Menkes Budi Minta MK Tolak Gugatan IDI, Tegaskan UU Kesehatan Tak Langgar Konstitusi dan Tak Lemahkan Profesi

photo author
Budi Raspati, Media Priangan
- Rabu, 4 Juni 2025 | 21:47 WIB
Menkes Budi Gunadi Sadikin meminta MK menolak uji materi IDI soal UU Kesehatan.  (Instagram.com/bgsadikin)
Menkes Budi Gunadi Sadikin meminta MK menolak uji materi IDI soal UU Kesehatan. (Instagram.com/bgsadikin)

Mediapriangan.com - Menteri Kesehatan Republik Indonesia, Budi Gunadi Sadikin, menyampaikan permintaan tegas kepada Mahkamah Konstitusi (MK) agar menolak gugatan uji materi yang diajukan oleh Pengurus Besar Ikatan Dokter Indonesia (PB IDI) terhadap Undang-Undang Nomor 17 Tahun 2023 tentang Kesehatan.

Permohonan ini berkaitan dengan keberatan IDI atas Pasal 311 ayat (1) UU Kesehatan. Dalam petitumnya, IDI meminta MK menyatakan bahwa organisasi profesi tenaga medis harus terbatas pada Ikatan Dokter Indonesia untuk dokter dan Perhimpunan Dokter Gigi Indonesia untuk dokter gigi.

Namun menurut Menkes, pasal tersebut tidak melanggar konstitusi dan justru memperkuat prinsip kebebasan berserikat dalam sistem demokrasi.

Baca Juga: Kasus Covid-19 di Indonesia Naik Lagi, Menkes Sebut Varian Tak Mematikan, Masyarakat Tak Perlu Panik Berlebihan

“Pemerintah memohon kepada ketua dan majelis hakim MK, menolak permohonan para pemohon untuk seluruhnya atau setidak-tidaknya menyatakan permohonan para pemohon tidak dapat diterima,” ujar Budi Gunadi Sadikin dalam sidang pleno di MK RI, Jakarta, Selasa 3 Juni 2025.

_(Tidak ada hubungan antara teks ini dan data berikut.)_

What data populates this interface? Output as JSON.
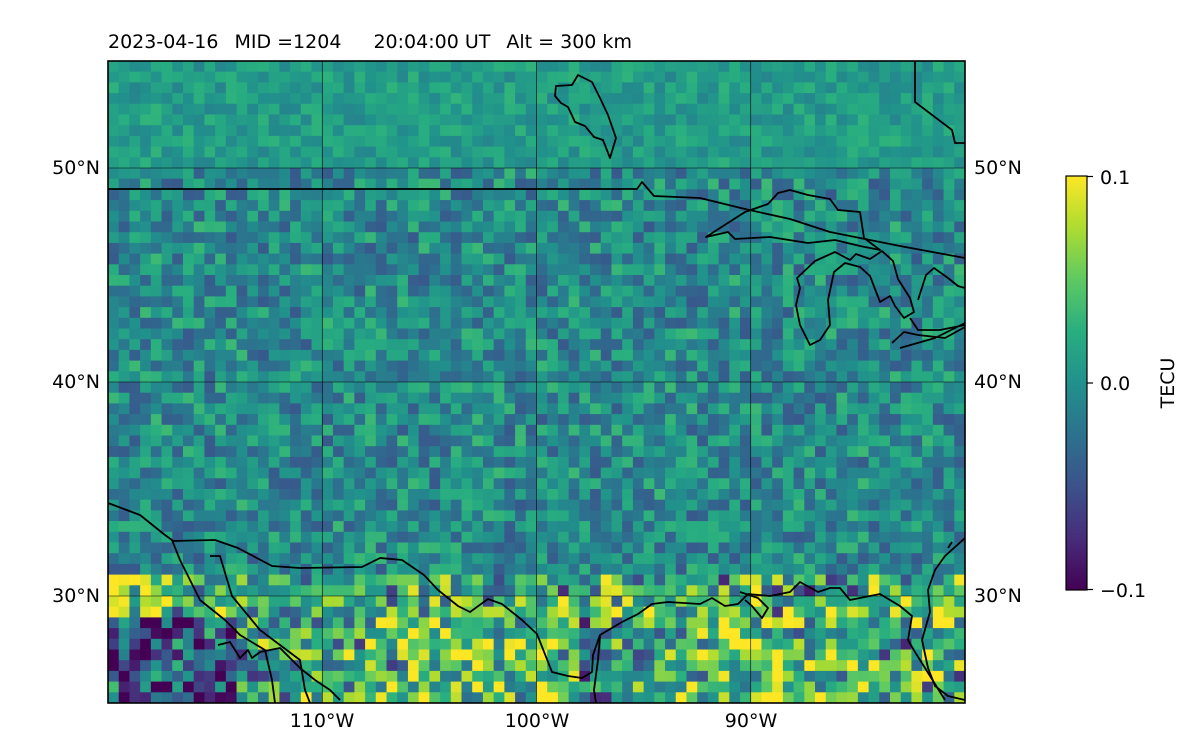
{
  "title": {
    "date": "2023-04-16",
    "mid": "MID =1204",
    "time": "20:04:00  UT",
    "alt": "Alt = 300 km"
  },
  "map": {
    "lon_range": [
      -120,
      -80
    ],
    "lat_range": [
      25,
      55
    ],
    "gridlines_lon": [
      -110,
      -100,
      -90
    ],
    "gridlines_lat": [
      30,
      40,
      50
    ],
    "x_tick_labels": [
      "110°W",
      "100°W",
      "90°W"
    ],
    "y_tick_labels_left": [
      "30°N",
      "40°N",
      "50°N"
    ],
    "y_tick_labels_right": [
      "30°N",
      "40°N",
      "50°N"
    ],
    "coastlines": true,
    "borders": true,
    "grid": true
  },
  "chart_data": {
    "type": "heatmap",
    "variable": "TECU",
    "colormap": "viridis",
    "vmin": -0.1,
    "vmax": 0.1,
    "colorbar": {
      "label": "TECU",
      "ticks": [
        -0.1,
        0.0,
        0.1
      ],
      "tick_labels": [
        "−0.1",
        "0.0",
        "0.1"
      ]
    }
  }
}
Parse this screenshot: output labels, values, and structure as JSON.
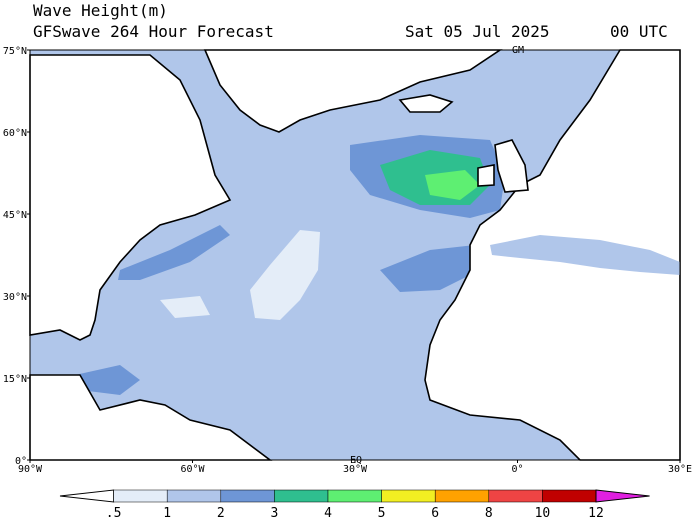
{
  "header": {
    "title": "Wave Height(m)",
    "subtitle": "GFSwave 264 Hour Forecast",
    "date": "Sat 05 Jul 2025",
    "time": "00 UTC"
  },
  "map": {
    "lat_labels": [
      "75°N",
      "60°N",
      "45°N",
      "30°N",
      "15°N",
      "0°"
    ],
    "lon_labels": [
      "90°W",
      "60°W",
      "30°W",
      "0°",
      "30°E"
    ],
    "meridian_label": "GM",
    "equator_label": "EQ"
  },
  "colorbar": {
    "labels": [
      ".5",
      "1",
      "2",
      "3",
      "4",
      "5",
      "6",
      "8",
      "10",
      "12"
    ],
    "colors": [
      "#ffffff",
      "#e4edf8",
      "#b0c6ea",
      "#6e96d6",
      "#2fbf8f",
      "#5eef72",
      "#f2ef22",
      "#ffa200",
      "#ef4444",
      "#c00000",
      "#e020e0"
    ]
  }
}
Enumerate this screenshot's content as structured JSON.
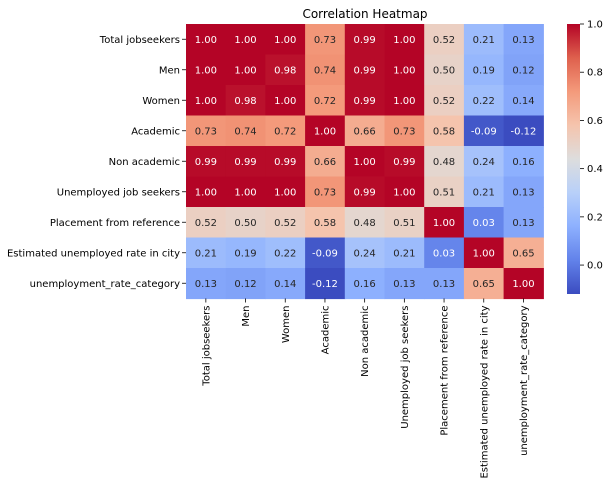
{
  "chart_data": {
    "type": "heatmap",
    "title": "Correlation Heatmap",
    "rows": [
      "Total jobseekers",
      "Men",
      "Women",
      "Academic",
      "Non academic",
      "Unemployed job seekers",
      "Placement from reference",
      "Estimated unemployed rate in city",
      "unemployment_rate_category"
    ],
    "columns": [
      "Total jobseekers",
      "Men",
      "Women",
      "Academic",
      "Non academic",
      "Unemployed job seekers",
      "Placement from reference",
      "Estimated unemployed rate in city",
      "unemployment_rate_category"
    ],
    "values": [
      [
        1.0,
        1.0,
        1.0,
        0.73,
        0.99,
        1.0,
        0.52,
        0.21,
        0.13
      ],
      [
        1.0,
        1.0,
        0.98,
        0.74,
        0.99,
        1.0,
        0.5,
        0.19,
        0.12
      ],
      [
        1.0,
        0.98,
        1.0,
        0.72,
        0.99,
        1.0,
        0.52,
        0.22,
        0.14
      ],
      [
        0.73,
        0.74,
        0.72,
        1.0,
        0.66,
        0.73,
        0.58,
        -0.09,
        -0.12
      ],
      [
        0.99,
        0.99,
        0.99,
        0.66,
        1.0,
        0.99,
        0.48,
        0.24,
        0.16
      ],
      [
        1.0,
        1.0,
        1.0,
        0.73,
        0.99,
        1.0,
        0.51,
        0.21,
        0.13
      ],
      [
        0.52,
        0.5,
        0.52,
        0.58,
        0.48,
        0.51,
        1.0,
        0.03,
        0.13
      ],
      [
        0.21,
        0.19,
        0.22,
        -0.09,
        0.24,
        0.21,
        0.03,
        1.0,
        0.65
      ],
      [
        0.13,
        0.12,
        0.14,
        -0.12,
        0.16,
        0.13,
        0.13,
        0.65,
        1.0
      ]
    ],
    "value_format": "two decimals",
    "colormap": "coolwarm",
    "color_range": [
      -0.12,
      1.0
    ],
    "colorbar": {
      "ticks": [
        -0.0,
        0.2,
        0.4,
        0.6,
        0.8,
        1.0
      ],
      "tick_labels": [
        "0.0",
        "0.2",
        "0.4",
        "0.6",
        "0.8",
        "1.0"
      ]
    }
  }
}
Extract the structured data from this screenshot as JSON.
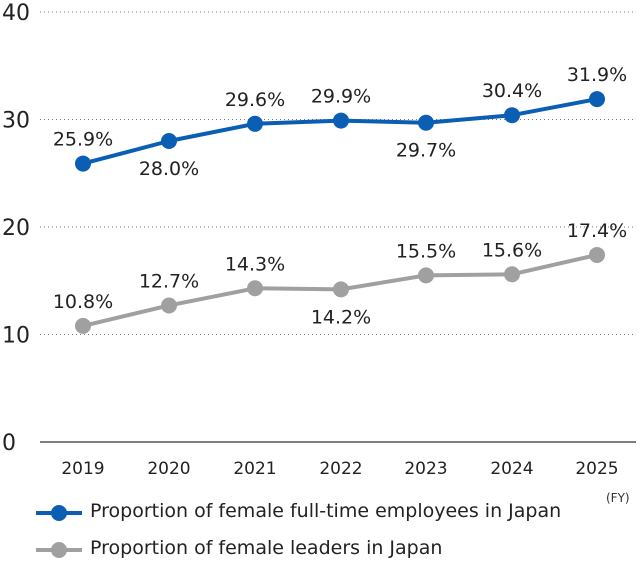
{
  "chart_data": {
    "type": "line",
    "categories": [
      "2019",
      "2020",
      "2021",
      "2022",
      "2023",
      "2024",
      "2025"
    ],
    "x_unit": "(FY)",
    "ylim": [
      0,
      40
    ],
    "yticks": [
      "0",
      "10",
      "20",
      "30",
      "40"
    ],
    "grid": "horizontal dotted",
    "legend_position": "bottom-left",
    "series": [
      {
        "name": "Proportion of female full-time employees in Japan",
        "color": "#0a5fb4",
        "values": [
          25.9,
          28.0,
          29.6,
          29.9,
          29.7,
          30.4,
          31.9
        ],
        "labels": [
          "25.9%",
          "28.0%",
          "29.6%",
          "29.9%",
          "29.7%",
          "30.4%",
          "31.9%"
        ]
      },
      {
        "name": "Proportion of female leaders in Japan",
        "color": "#a0a0a0",
        "values": [
          10.8,
          12.7,
          14.3,
          14.2,
          15.5,
          15.6,
          17.4
        ],
        "labels": [
          "10.8%",
          "12.7%",
          "14.3%",
          "14.2%",
          "15.5%",
          "15.6%",
          "17.4%"
        ]
      }
    ]
  }
}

Budi juga menyinggung isi pasal yang digugat, yakni soal hak tenaga kesehatan dan tenaga medis dalam membentuk organisasi profesi. Ia menilai bahwa ketentuan dalam Pasal 311 ayat (1) justru sejalan dengan semangat Undang-Undang Dasar 1945.

“Norma ini juga menempatkan organisasi profesi selaras dengan sistem hukum kesehatan nasional yang bersifat inklusif dan bukan eksklusif,” tegasnya.

Baca Juga: Tuai Pro Kontra soal Gaji dan Obesitas, Ini Respons Menkes Budi Gunadi yang Bikin Warganet Makin Heboh

Lebih jauh, Budi menekankan bahwa ketentuan tersebut bukan dimaksudkan untuk melemahkan organisasi profesi, melainkan untuk menegaskan keberadaan mereka dalam kerangka hukum nasional yang mengedepankan pengakuan konstitusional.

Menurutnya, dalam sistem hukum yang demokratis, kebebasan berserikat dan berkumpul harus didasarkan pada kehendak bebas masyarakat, bukan pada pembatasan yang diberlakukan oleh negara.

“Dalam negara hukum demokratis, kebebasan berserikat tidak tunduk pada perintah atau keharusan dari negara, tetapi berdiri atas dasar kehendak bebas subjek hukum,” jelas Menkes.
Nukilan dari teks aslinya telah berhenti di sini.